Schmidt et al. compared the catalytic activity of HRP, myoglobin (Mb), MP-11 and cyt c in the peroxide-dependent reaction of 4-aminoantipyrine with phenol. MP-11 and Mb exhibit almost 1 per mill of the activity of HRP and the value for cyt c is even five times lower than that of microperoxidase. They ascribed the peroxidatic activity to the “partial denaturation” of cyt c by 5 mM peroxide. In accordance with Lötzbeyer [13] we found for the peroxide-dependent oxidation of catechol by hemin, a 3–4 fold higher signal than for MP-11. However, the cyt c sensor showed a response which was two to three orders of magnitude smaller than for hemin or MP-11 and not only five times as described by Lötzbeyer et al.

Dong et al. [50] reported that m-aminophenol -a (inhibiting) type II substrate of P450- is hydroxylated and subsequently dimerized in the peroxide dependent catalysis by cyt c.
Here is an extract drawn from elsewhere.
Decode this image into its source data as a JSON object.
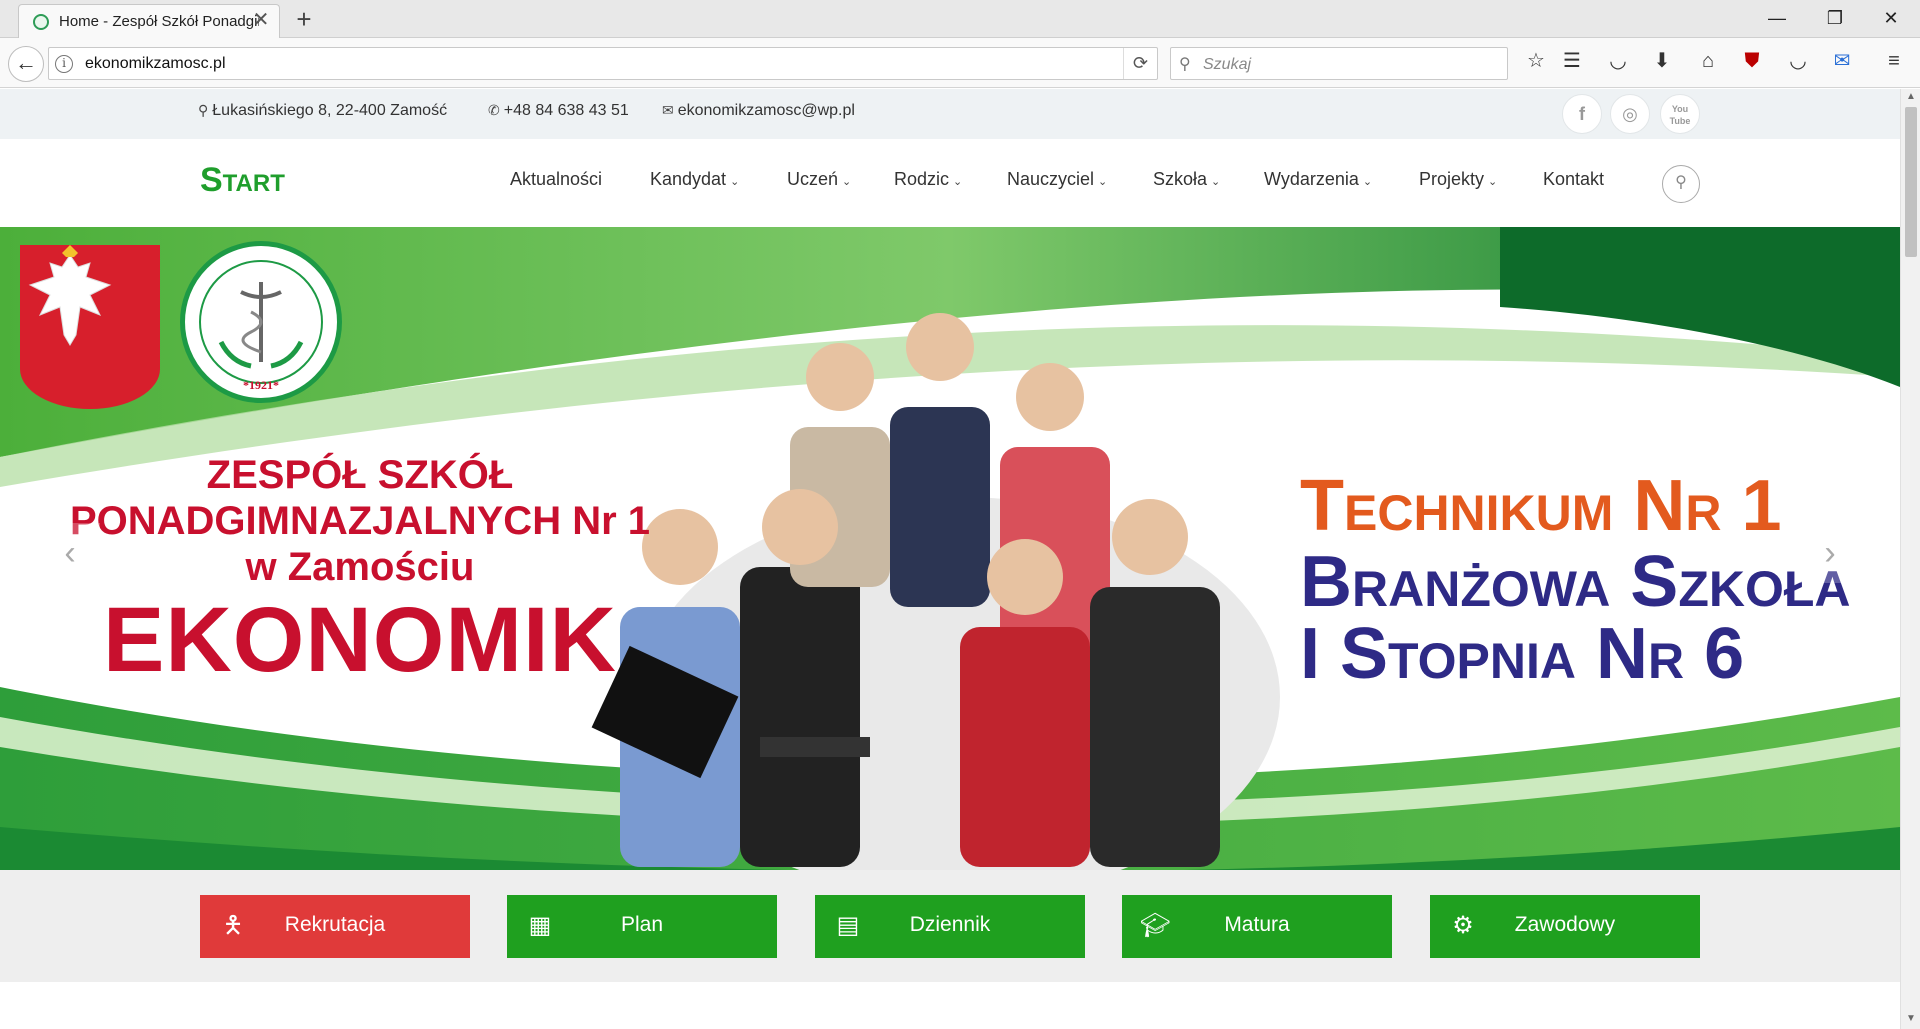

Surprisingly, an excess of the radical scavengers mannitol or benzoate completely suppress the product formation.

Similarly, phenol is oxidized to diphenoquinone only in the presence of (electrochemically) reduced cyt c and peroxide, but not by the oxidized protein [51].

Free and immobilized cyt c catalyses in aqueous mixtures of organic solvents like tetrahydrofuran, acetonitrile, the peroxide-dependent N- and O-demethylation, S-oxidation, epoxidation of olefins and P450-like hydroxylations. Superoxide and hydroxyl radicals are not involved in these reactions, since superoxide dismutase or mannitol are inactive [4].